Objective: Dynamic cone-beam computed tomography (CBCT) can capture high-spatial-resolution, time-varying images for motion monitoring, patient setup, and adaptive planning of radiotherapy. However, dynamic CBCT reconstruction is an extremely ill-posed spatiotemporal inverse problem, as each CBCT volume in the dynamic sequence is only captured by one or a few X-ray projections, due to the slow gantry rotation speed and the fast anatomical motion (e.g., breathing). 
Approach: We developed a machine learning-based technique, prior-model-free spatiotemporal implicit neural representation (PMF-STINR), to reconstruct dynamic CBCTs from sequentially acquired X-ray projections. PMF-STINR employs a joint image reconstruction and registration approach to address the under-sampling challenge, enabling dynamic CBCT reconstruction from singular X-ray projections. Specifically, PMF-STINR uses spatial implicit neural representations to reconstruct a reference CBCT volume, and it applies temporal INR to represent the intra-scan dynamic motion with respect to the reference CBCT to yield dynamic CBCTs. PMF-STINR couples the temporal INR with a learning-based B-spline motion model to capture time-varying deformable motion during the reconstruction. Compared with the previous methods, the spatial INR, the temporal INR, and the B-spline model of PMF-STINR are all learned on the fly during reconstruction in a one-shot fashion, without using any patient-specific prior knowledge or motion sorting/binning. 

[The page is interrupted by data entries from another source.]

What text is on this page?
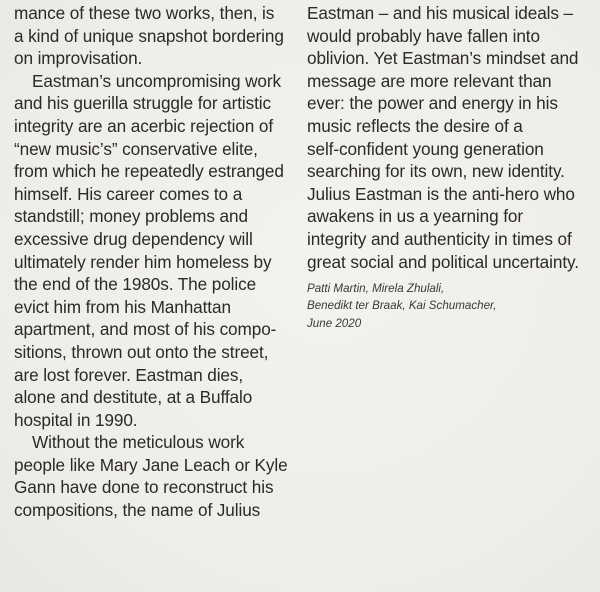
mance of these two works, then, is
a kind of unique snapshot bordering
on improvisation.
Eastman’s uncompromising work
and his guerilla struggle for artistic
integrity are an acerbic rejection of
“new music’s” conservative elite,
from which he repeatedly estranged
himself. His career comes to a
standstill; money problems and
excessive drug dependency will
ultimately render him homeless by
the end of the 1980s. The police
evict him from his Manhattan
apartment, and most of his compo-
sitions, thrown out onto the street,
are lost forever. Eastman dies,
alone and destitute, at a Buffalo
hospital in 1990.
Without the meticulous work
people like Mary Jane Leach or Kyle
Gann have done to reconstruct his
compositions, the name of Julius
Eastman – and his musical ideals –
would probably have fallen into
oblivion. Yet Eastman’s mindset and
message are more relevant than
ever: the power and energy in his
music reflects the desire of a
self-confident young generation
searching for its own, new identity.
Julius Eastman is the anti-hero who
awakens in us a yearning for
integrity and authenticity in times of
great social and political uncertainty.
Patti Martin, Mirela Zhulali,
Benedikt ter Braak, Kai Schumacher,
June 2020
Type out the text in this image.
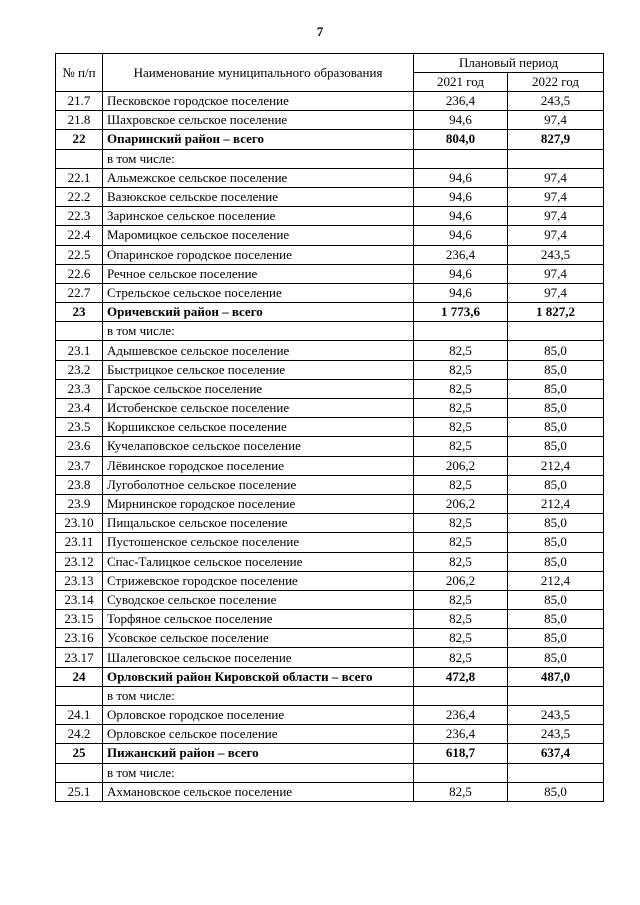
7
№ п/п	Наименование муниципального образования	Плановый период	
		2021 год	2022 год
21.7	Песковское городское поселение	236,4	243,5
21.8	Шахровское сельское поселение	94,6	97,4
22	Опаринский район – всего	804,0	827,9
	в том числе:		
22.1	Альмежское сельское поселение	94,6	97,4
22.2	Вазюкское сельское поселение	94,6	97,4
22.3	Заринское сельское поселение	94,6	97,4
22.4	Маромицкое сельское поселение	94,6	97,4
22.5	Опаринское городское поселение	236,4	243,5
22.6	Речное сельское поселение	94,6	97,4
22.7	Стрельское сельское поселение	94,6	97,4
23	Оричевский район – всего	1 773,6	1 827,2
	в том числе:		
23.1	Адышевское сельское поселение	82,5	85,0
23.2	Быстрицкое сельское поселение	82,5	85,0
23.3	Гарское сельское поселение	82,5	85,0
23.4	Истобенское сельское поселение	82,5	85,0
23.5	Коршикское сельское поселение	82,5	85,0
23.6	Кучелаповское сельское поселение	82,5	85,0
23.7	Лёвинское городское поселение	206,2	212,4
23.8	Лугоболотное сельское поселение	82,5	85,0
23.9	Мирнинское городское поселение	206,2	212,4
23.10	Пищальское сельское поселение	82,5	85,0
23.11	Пустошенское сельское поселение	82,5	85,0
23.12	Спас-Талицкое сельское поселение	82,5	85,0
23.13	Стрижевское городское поселение	206,2	212,4
23.14	Суводское сельское поселение	82,5	85,0
23.15	Торфяное сельское поселение	82,5	85,0
23.16	Усовское сельское поселение	82,5	85,0
23.17	Шалеговское сельское поселение	82,5	85,0
24	Орловский район Кировской области – всего	472,8	487,0
	в том числе:		
24.1	Орловское городское поселение	236,4	243,5
24.2	Орловское сельское поселение	236,4	243,5
25	Пижанский район – всего	618,7	637,4
	в том числе:		
25.1	Ахмановское сельское поселение	82,5	85,0
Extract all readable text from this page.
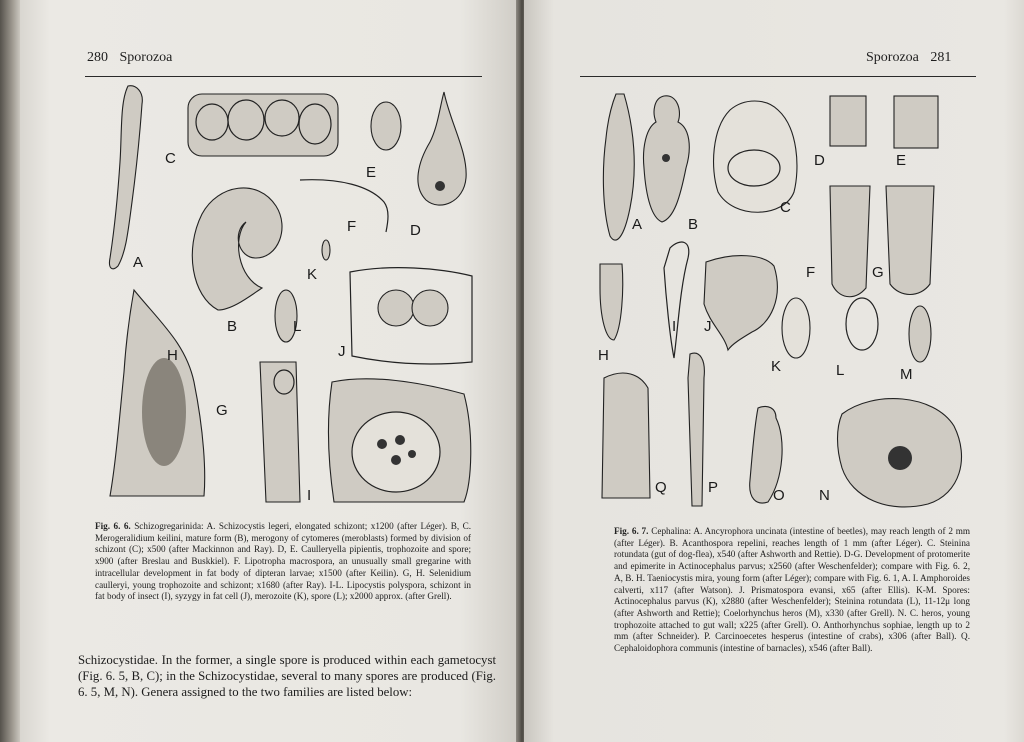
280 Sporozoa
A
B
C
D
E
F
G
H
I
J
K
L
Fig. 6. 6. Schizogregarinida: A. Schizocystis legeri, elongated schizont; x1200 (after Léger). B, C. Merogeralidium keilini, mature form (B), merogony of cytomeres (meroblasts) formed by division of schizont (C); x500 (after Mackinnon and Ray). D, E. Caulleryella pipientis, trophozoite and spore; x900 (after Breslau and Buskkiel). F. Lipotropha macrospora, an unusually small gregarine with intracellular development in fat body of dipteran larvae; x1500 (after Keilin). G, H. Selenidium caulleryi, young trophozoite and schizont; x1680 (after Ray). I-L. Lipocystis polyspora, schizont in fat body of insect (I), syzygy in fat cell (J), merozoite (K), spore (L); x2000 approx. (after Grell).
Schizocystidae. In the former, a single spore is produced within each gametocyst (Fig. 6. 5, B, C); in the Schizocystidae, several to many spores are produced (Fig. 6. 5, M, N). Genera assigned to the two families are listed below:
Sporozoa 281
A	B
C
D	E
F	G
H
I J
K	L	M
N
O
P
Q
Fig. 6. 7. Cephalina: A. Ancyrophora uncinata (intestine of beetles), may reach length of 2 mm (after Léger). B. Acanthospora repelini, reaches length of 1 mm (after Léger). C. Steinina rotundata (gut of dog-flea), x540 (after Ashworth and Rettie). D-G. Development of protomerite and epimerite in Actinocephalus parvus; x2560 (after Weschenfelder); compare with Fig. 6. 2, A, B. H. Taeniocystis mira, young form (after Léger); compare with Fig. 6. 1, A. I. Amphoroides calverti, x117 (after Watson). J. Prismatospora evansi, x65 (after Ellis). K-M. Spores: Actinocephalus parvus (K), x2880 (after Weschenfelder); Steinina rotundata (L), 11-12μ long (after Ashworth and Rettie); Coelorhynchus heros (M), x330 (after Grell). N. C. heros, young trophozoite attached to gut wall; x225 (after Grell). O. Anthorhynchus sophiae, length up to 2 mm (after Schneider). P. Carcinoecetes hesperus (intestine of crabs), x306 (after Ball). Q. Cephaloidophora communis (intestine of barnacles), x546 (after Ball).
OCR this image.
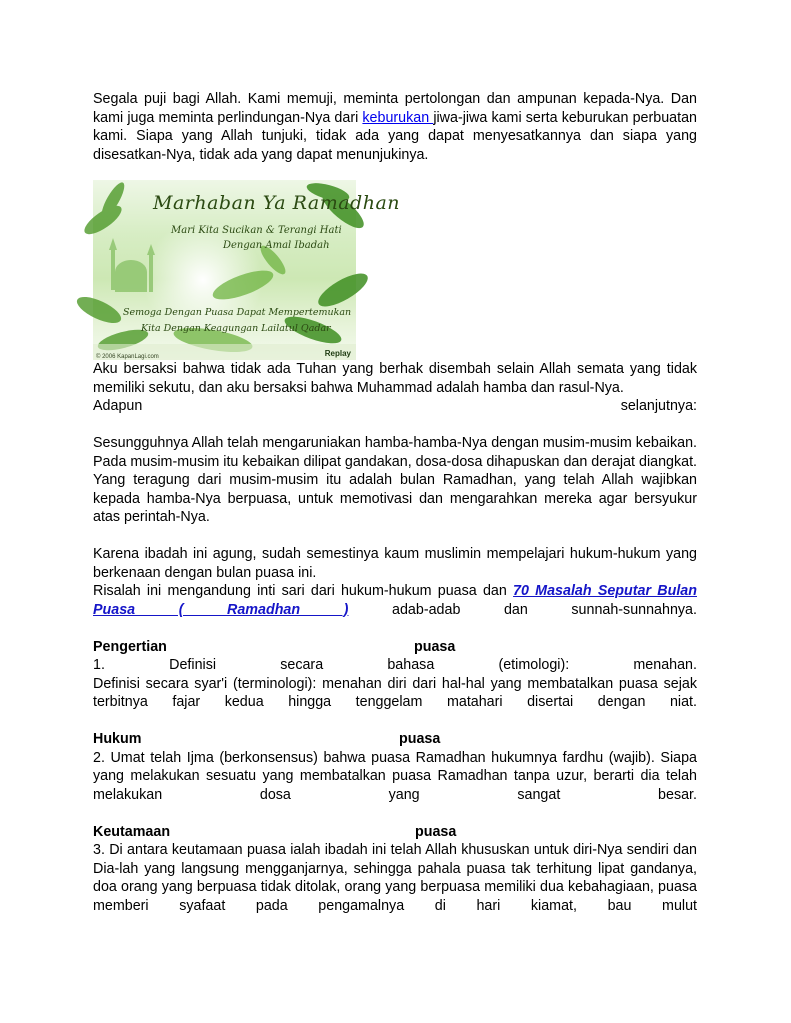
Segala puji bagi Allah. Kami memuji, meminta pertolongan dan ampunan kepada-Nya. Dan kami juga meminta perlindungan-Nya dari keburukan jiwa-jiwa kami serta keburukan perbuatan kami. Siapa yang Allah tunjuki, tidak ada yang dapat menyesatkannya dan siapa yang disesatkan-Nya, tidak ada yang dapat menunjukinya.

Marhaban Ya Ramadhan
Mari Kita Sucikan & Terangi Hati
Dengan Amal Ibadah
Semoga Dengan Puasa Dapat Mempertemukan
Kita Dengan Keagungan Lailatul Qadar
© 2006 KapanLagi.com	Replay

Aku bersaksi bahwa tidak ada Tuhan yang berhak disembah selain Allah semata yang tidak memiliki sekutu, dan aku bersaksi bahwa Muhammad adalah hamba dan rasul-Nya.

Adapun	selanjutnya:

Sesungguhnya Allah telah mengaruniakan hamba-hamba-Nya dengan musim-musim kebaikan. Pada musim-musim itu kebaikan dilipat gandakan, dosa-dosa dihapuskan dan derajat diangkat. Yang teragung dari musim-musim itu adalah bulan Ramadhan, yang telah Allah wajibkan kepada hamba-Nya berpuasa, untuk memotivasi dan mengarahkan mereka agar bersyukur atas perintah-Nya.

Karena ibadah ini agung, sudah semestinya kaum muslimin mempelajari hukum-hukum yang berkenaan dengan bulan puasa ini.

Risalah ini mengandung inti sari dari hukum-hukum puasa dan 70 Masalah Seputar Bulan Puasa ( Ramadhan ) adab-adab dan sunnah-sunnahnya.

Pengertian	puasa
1.	Definisi	secara	bahasa	(etimologi):	menahan.

Definisi secara syar'i (terminologi): menahan diri dari hal-hal yang membatalkan puasa sejak terbitnya fajar kedua hingga tenggelam matahari disertai dengan niat.

Hukum	puasa

2. Umat telah Ijma (berkonsensus) bahwa puasa Ramadhan hukumnya fardhu (wajib). Siapa yang melakukan sesuatu yang membatalkan puasa Ramadhan tanpa uzur, berarti dia telah melakukan dosa yang sangat besar.

Keutamaan	puasa

3. Di antara keutamaan puasa ialah ibadah ini telah Allah khususkan untuk diri-Nya sendiri dan Dia-lah yang langsung mengganjarnya, sehingga pahala puasa tak terhitung lipat gandanya, doa orang yang berpuasa tidak ditolak, orang yang berpuasa memiliki dua kebahagiaan, puasa memberi syafaat pada pengamalnya di hari kiamat, bau mulut
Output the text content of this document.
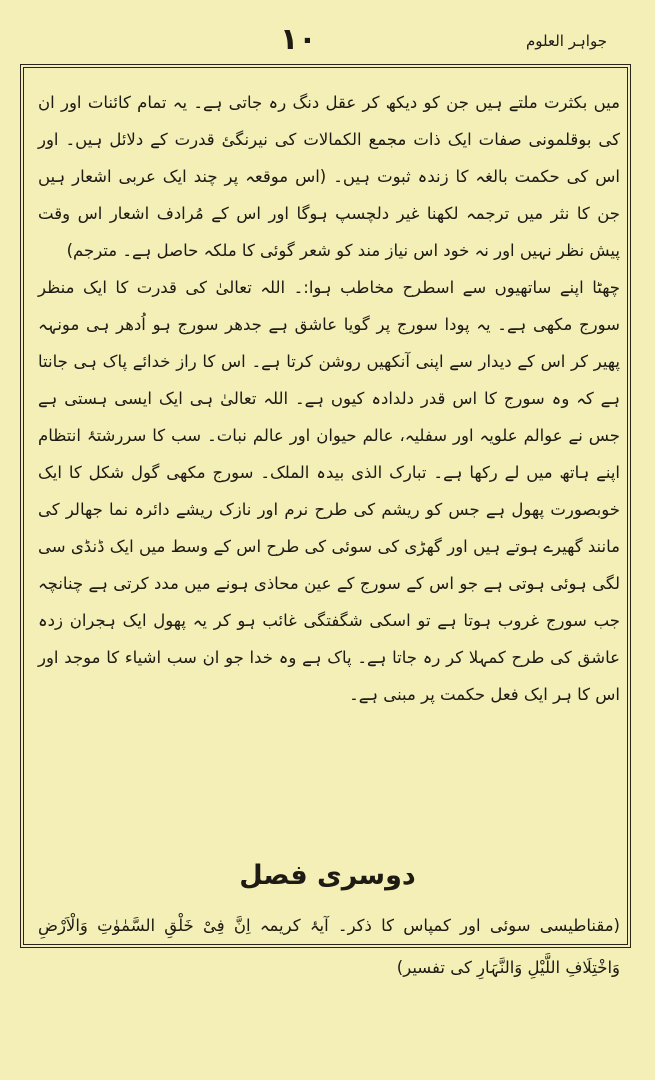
جواہر العلوم
١٠

میں بکثرت ملتے ہیں جن کو دیکھ کر عقل دنگ رہ جاتی ہے۔ یہ تمام کائنات اور ان کی بوقلمونی صفات ایک ذات مجمع الکمالات کی نیرنگئ قدرت کے دلائل ہیں۔ اور اس کی حکمت بالغہ کا زندہ ثبوت ہیں۔ (اس موقعہ پر چند ایک عربی اشعار ہیں جن کا نثر میں ترجمہ لکھنا غیر دلچسپ ہوگا اور اس کے مُرادف اشعار اس وقت پیش نظر نہیں اور نہ خود اس نیاز مند کو شعر گوئی کا ملکہ حاصل ہے۔ مترجم)

چھٹا اپنے ساتھیوں سے اسطرح مخاطب ہوا:۔ اللہ تعالیٰ کی قدرت کا ایک منظر سورج مکھی ہے۔ یہ پودا سورج پر گویا عاشق ہے جدھر سورج ہو اُدھر ہی مونہہ پھیر کر اس کے دیدار سے اپنی آنکھیں روشن کرتا ہے۔ اس کا راز خدائے پاک ہی جانتا ہے کہ وہ سورج کا اس قدر دلدادہ کیوں ہے۔ اللہ تعالیٰ ہی ایک ایسی ہستی ہے جس نے عوالم علویہ اور سفلیہ، عالم حیوان اور عالم نبات۔ سب کا سررشتۂ انتظام اپنے ہاتھ میں لے رکھا ہے۔ تبارک الذی بیدہ الملک۔ سورج مکھی گول شکل کا ایک خوبصورت پھول ہے جس کو ریشم کی طرح نرم اور نازک ریشے دائرہ نما جھالر کی مانند گھیرے ہوتے ہیں اور گھڑی کی سوئی کی طرح اس کے وسط میں ایک ڈنڈی سی لگی ہوئی ہوتی ہے جو اس کے سورج کے عین محاذی ہونے میں مدد کرتی ہے چنانچہ جب سورج غروب ہوتا ہے تو اسکی شگفتگی غائب ہو کر یہ پھول ایک ہجران زدہ عاشق کی طرح کمہلا کر رہ جاتا ہے۔ پاک ہے وہ خدا جو ان سب اشیاء کا موجد اور اس کا ہر ایک فعل حکمت پر مبنی ہے۔

دوسری فصل
(مقناطیسی سوئی اور کمپاس کا ذکر۔ آیۂ کریمہ اِنَّ فِیْ خَلْقِ السَّمٰوٰتِ وَالْاَرْضِ وَاخْتِلَافِ اللَّیْلِ وَالنَّہَارِ کی تفسیر)
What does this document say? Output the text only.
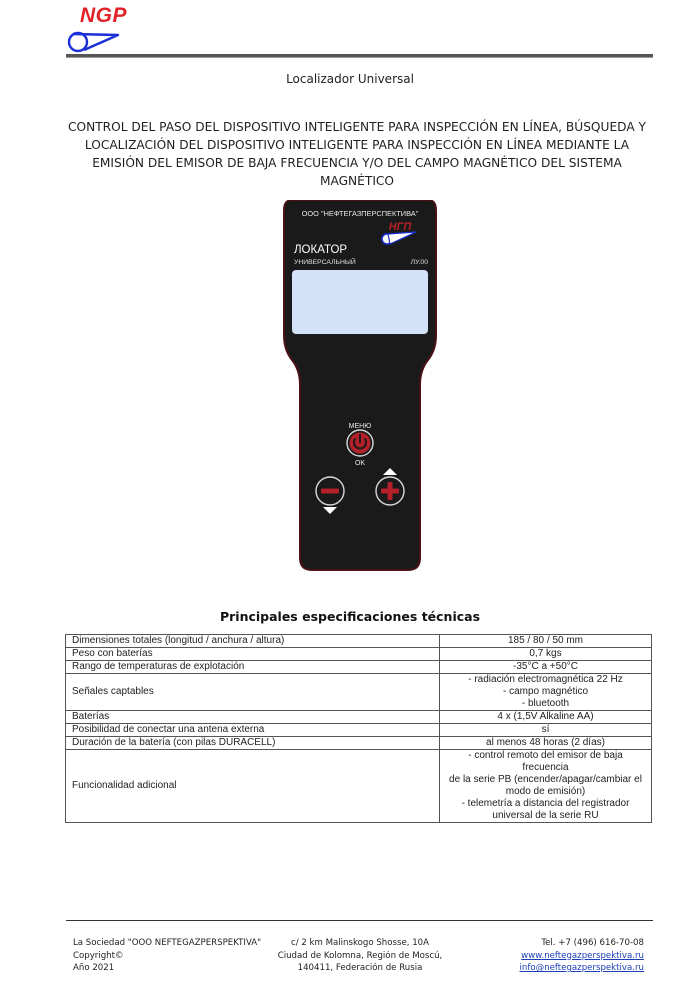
NGP
Localizador Universal
CONTROL DEL PASO DEL DISPOSITIVO INTELIGENTE PARA INSPECCIÓN EN LÍNEA, BÚSQUEDA Y LOCALIZACIÓN DEL DISPOSITIVO INTELIGENTE PARA INSPECCIÓN EN LÍNEA MEDIANTE LA EMISIÓN DEL EMISOR DE BAJA FRECUENCIA Y/O DEL CAMPO MAGNÉTICO DEL SISTEMA MAGNÉTICO
ООО "НЕФТЕГАЗПЕРСПЕКТИВА"
НГП
ЛОКАТОР
УНИВЕРСАЛЬНЫЙ	ЛУ.00
МЕНЮ
OK
Principales especificaciones técnicas
Dimensiones totales (longitud / anchura / altura)	185 / 80 / 50 mm

Peso con baterías	0,7 kgs

Rango de temperaturas de explotación	-35°C a +50°C

Señales captables	- radiación electromagnética 22 Hz
- campo magnético
- bluetooth

Baterías	4 x (1,5V Alkaline AA)

Posibilidad de conectar una antena externa	sí

Duración de la batería (con pilas DURACELL)	al menos 48 horas (2 días)

Funcionalidad adicional	- control remoto del emisor de baja frecuencia
de la serie PB (encender/apagar/cambiar el
modo de emisión)
- telemetría a distancia del registrador
universal de la serie RU
La Sociedad "OOO NEFTEGAZPERSPEKTIVA"
Copyright©
Año 2021
c/ 2 km Malinskogo Shosse, 10A
Ciudad de Kolomna, Región de Moscú,
140411, Federación de Rusia
Tel. +7 (496) 616-70-08
www.neftegazperspektiva.ru
info@neftegazperspektiva.ru
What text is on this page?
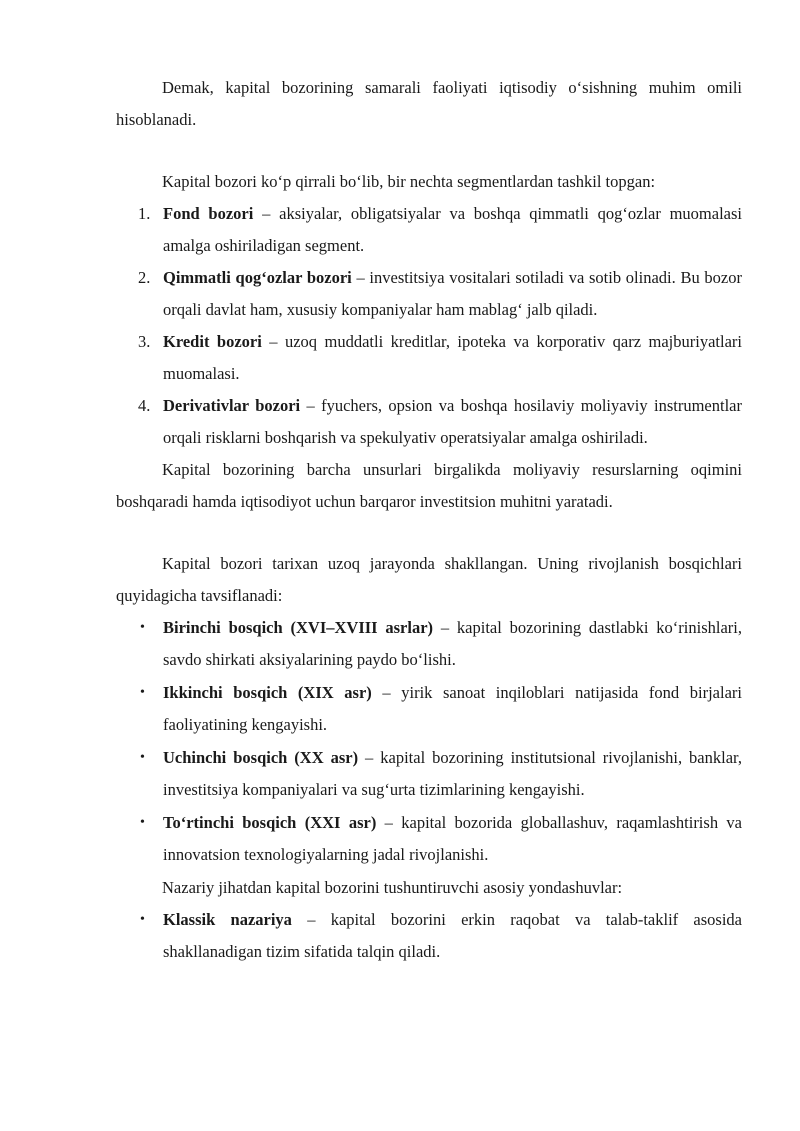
Demak, kapital bozorining samarali faoliyati iqtisodiy o‘sishning muhim omili hisoblanadi.

Kapital bozori ko‘p qirrali bo‘lib, bir nechta segmentlardan tashkil topgan:

1. Fond bozori – aksiyalar, obligatsiyalar va boshqa qimmatli qog‘ozlar muomalasi amalga oshiriladigan segment.
2. Qimmatli qog‘ozlar bozori – investitsiya vositalari sotiladi va sotib olinadi. Bu bozor orqali davlat ham, xususiy kompaniyalar ham mablag‘ jalb qiladi.
3. Kredit bozori – uzoq muddatli kreditlar, ipoteka va korporativ qarz majburiyatlari muomalasi.
4. Derivativlar bozori – fyuchers, opsion va boshqa hosilaviy moliyaviy instrumentlar orqali risklarni boshqarish va spekulyativ operatsiyalar amalga oshiriladi.

Kapital bozorining barcha unsurlari birgalikda moliyaviy resurslarning oqimini boshqaradi hamda iqtisodiyot uchun barqaror investitsion muhitni yaratadi.

Kapital bozori tarixan uzoq jarayonda shakllangan. Uning rivojlanish bosqichlari quyidagicha tavsiflanadi:

• Birinchi bosqich (XVI–XVIII asrlar) – kapital bozorining dastlabki ko‘rinishlari, savdo shirkati aksiyalarining paydo bo‘lishi.
• Ikkinchi bosqich (XIX asr) – yirik sanoat inqiloblari natijasida fond birjalari faoliyatining kengayishi.
• Uchinchi bosqich (XX asr) – kapital bozorining institutsional rivojlanishi, banklar, investitsiya kompaniyalari va sug‘urta tizimlarining kengayishi.
• To‘rtinchi bosqich (XXI asr) – kapital bozorida globallashuv, raqamlashtirish va innovatsion texnologiyalarning jadal rivojlanishi.

Nazariy jihatdan kapital bozorini tushuntiruvchi asosiy yondashuvlar:

• Klassik nazariya – kapital bozorini erkin raqobat va talab-taklif asosida shakllanadigan tizim sifatida talqin qiladi.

Main results: PMF-STINR was evaluated via digital phantom simulations, physical phantom measurements, and a multi-institutional patient dataset featuring various imaging protocols (half-fan/full-fan, full sampling/sparse sampling, different energy and mAs settings, etc.). The results showed that the one-shot learning-based PMF-STINR can accurately and robustly reconstruct dynamic CBCTs and capture highly irregular motion with high temporal (~0.1s) resolution and sub-millimeter accuracy.
Significance: PMF-STINR can reconstruct dynamic CBCTs and solve the intra-scan motion problem from conventional 3D CBCT scans without using any prior anatomical/motion model or motion sorting/binning. It can be a promising tool for motion management by offering richer motion information than traditional 4D-CBCTs.